Donnerstag, 28. Juli 2011

Pre-Season Langeweile beim Audi Cup - Fußball durchs Gitternetz

In München befindet man sich als Fußballliebhaber(in) in einer gewissen Bredouille. Wenn man nämlich nicht gerade dem Club anhängt, der beständig am Abgrund entlang wandelt - sei es fußballerisch oder wirtschaftlich -, sondern womöglich vom eigenen Vater hin zur Liebe für die Münchner "Erfolgsmannschaft" geführt wurde, und man aber nicht seit Kindesbeinen an Mitglied bei besagtem Verein ist, dann kriegt man im Normalfall für ein stinknormales Bundesligaspiel keine Karte. Und weil man für ein stinknormales Bundesligaspiel keine Karte kriegt, hat man zwei Möglichkeiten: Nummer 1, man konvertiert von rot zu blau, aber was wäre man für ein Fan, wenn man das täte? Nummer zwei, man gibt sich mit DFB-Pokal- und Champions-League-Vorrunden-Spielen (oder Europa League? nur nicht den Teufel an die Wand malen...) zufrieden. Oder aber man wohnt prä-saisonalen Vorbereitungs-Turnierchen wie dem Audi-Cup bei.

Um sicherzustellen, dass ich, bevor der Prüfungsstress mich endgültig unansprechbar macht (meine Abschlussklausuren stehen im September an), zumindest einmal in dieser Hinrunde die "neue" Mannschaft des FC Bayern zu Gesicht bekomme, wählte ich letztere Option und kaufte eine Karte zum Halbfinale des Audi-Cup und ich bereue es nun, da er vorbei ist so halb. On the plus side, ich war endlich mal wieder in der Allianz-Arena, habe eine Bratwurst gegessen, Bier getrunken und sehr liebe Menschen wiedergetroffen, die ich schon lange nicht mehr gesehen habe. Habe außerdem so wohlklingende Namen wie Xavi, Iniesta, Ibrahimovic, Nesta, Gattuso, van Bommel, Neuer, Boateng etc. etc. und die zu den Namen gehörigen Fußballer live gesehen.
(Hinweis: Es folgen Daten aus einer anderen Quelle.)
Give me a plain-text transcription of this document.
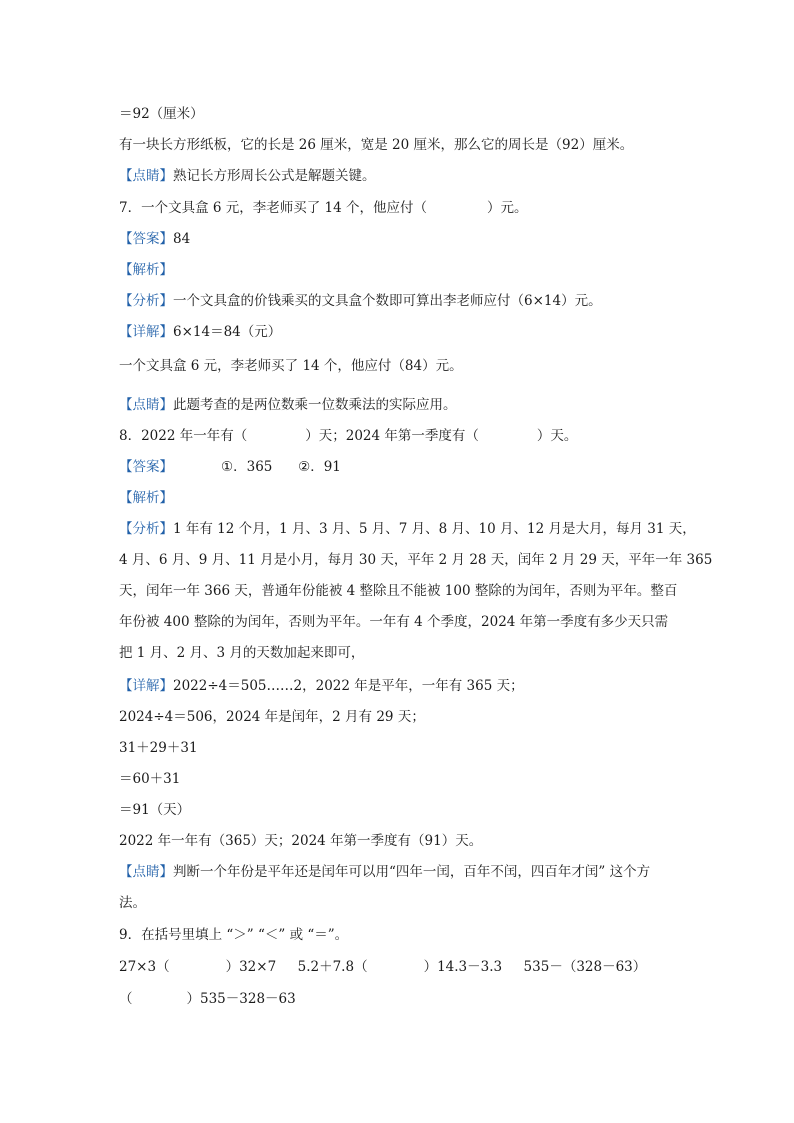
＝92（厘米）
有一块长方形纸板，它的长是 26 厘米，宽是 20 厘米，那么它的周长是（92）厘米。
【点睛】熟记长方形周长公式是解题关键。
7．一个文具盒 6 元，李老师买了 14 个，他应付（	）元。
【答案】84
【解析】
【分析】一个文具盒的价钱乘买的文具盒个数即可算出李老师应付（6×14）元。
【详解】6×14＝84（元）
一个文具盒 6 元，李老师买了 14 个，他应付（84）元。
【点睛】此题考查的是两位数乘一位数乘法的实际应用。
8．2022 年一年有（	）天；2024 年第一季度有（	）天。
【答案】	①．365      ②．91
【解析】
【分析】1 年有 12 个月，1 月、3 月、5 月、7 月、8 月、10 月、12 月是大月，每月 31 天，
4 月、6 月、9 月、11 月是小月，每月 30 天，平年 2 月 28 天，闰年 2 月 29 天，平年一年 365
天，闰年一年 366 天，普通年份能被 4 整除且不能被 100 整除的为闰年，否则为平年。整百
年份被 400 整除的为闰年，否则为平年。一年有 4 个季度，2024 年第一季度有多少天只需
把 1 月、2 月、3 月的天数加起来即可，
【详解】2022÷4＝505……2，2022 年是平年，一年有 365 天；
2024÷4＝506，2024 年是闰年，2 月有 29 天；
31＋29＋31
＝60＋31
＝91（天）
2022 年一年有（365）天；2024 年第一季度有（91）天。
【点睛】判断一个年份是平年还是闰年可以用“四年一闰，百年不闰，四百年才闰” 这个方
法。
9．在括号里填上 “＞” “＜” 或 “＝”。
27×3（	）32×7     5.2＋7.8（	）14.3－3.3     535－（328－63）
（	）535－328－63
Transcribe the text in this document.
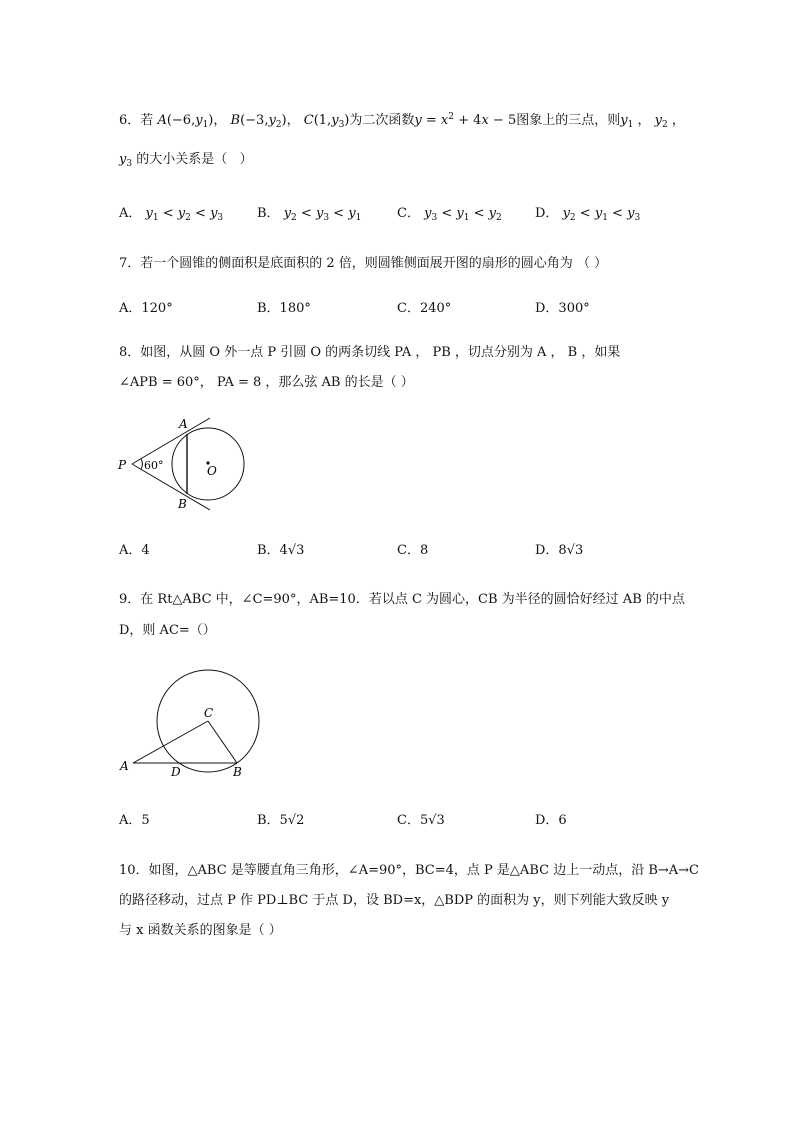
6．若 $A(-6,y_1)$， $B(-3,y_2)$， $C(1,y_3)$为二次函数$y = x^2 + 4x - 5$图象上的三点，则$y_1$ ， $y_2$ ，
$y_3$ 的大小关系是（   ）
A． $y_1 < y_2 < y_3$	B． $y_2 < y_3 < y_1$	C． $y_3 < y_1 < y_2$	D． $y_2 < y_1 < y_3$
7．若一个圆锥的侧面积是底面积的 2 倍，则圆锥侧面展开图的扇形的圆心角为 （ ）
A．120°	B．180°	C．240°	D．300°
8．如图，从圆 O 外一点 P 引圆 O 的两条切线 PA ， PB ，切点分别为 A ， B ，如果
∠APB = 60°， PA = 8 ，那么弦 AB 的长是（ ）
P
A
B
O
60°
A．4	B．4√3	C．8	D．8√3
9．在 Rt△ABC 中，∠C=90°，AB=10．若以点 C 为圆心，CB 为半径的圆恰好经过 AB 的中点
D，则 AC=（）
A	B
C
D
A．5	B．5√2	C．5√3	D．6
10．如图，△ABC 是等腰直角三角形，∠A=90°，BC=4，点 P 是△ABC 边上一动点，沿 B→A→C
的路径移动，过点 P 作 PD⊥BC 于点 D，设 BD=x，△BDP 的面积为 y，则下列能大致反映 y
与 x 函数关系的图象是（ ）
Eigentlich lag die Problematik hauptsächlich darin, dass irgendwie niemand so brutal Lust hatte Fußball zu spielen. Natürlich können Fußballer, wie die des FC Barcelona, nie ganz verheimlichen, dass sie das Spiel beherrschen. Ballannahme und Kurzpassspiel der Katalanen waren wie immer sehenswert. Aber da wäre schon noch mehr gegangen. 

Die Offenbarung des Audi-Cups ist jedenfalls, dass die Abwehr des FC Bayern immer noch nicht so ganz 100 % sicher steht - euphemistisch ausgedrückt. Ibrahimovic schon in der 4. Minute ganz allein vor dem Bayern-Tor? Wir schieben es einfach auf die allgemeine Unlust, die an diesem Tag durch die Allianz Arena schwebte. 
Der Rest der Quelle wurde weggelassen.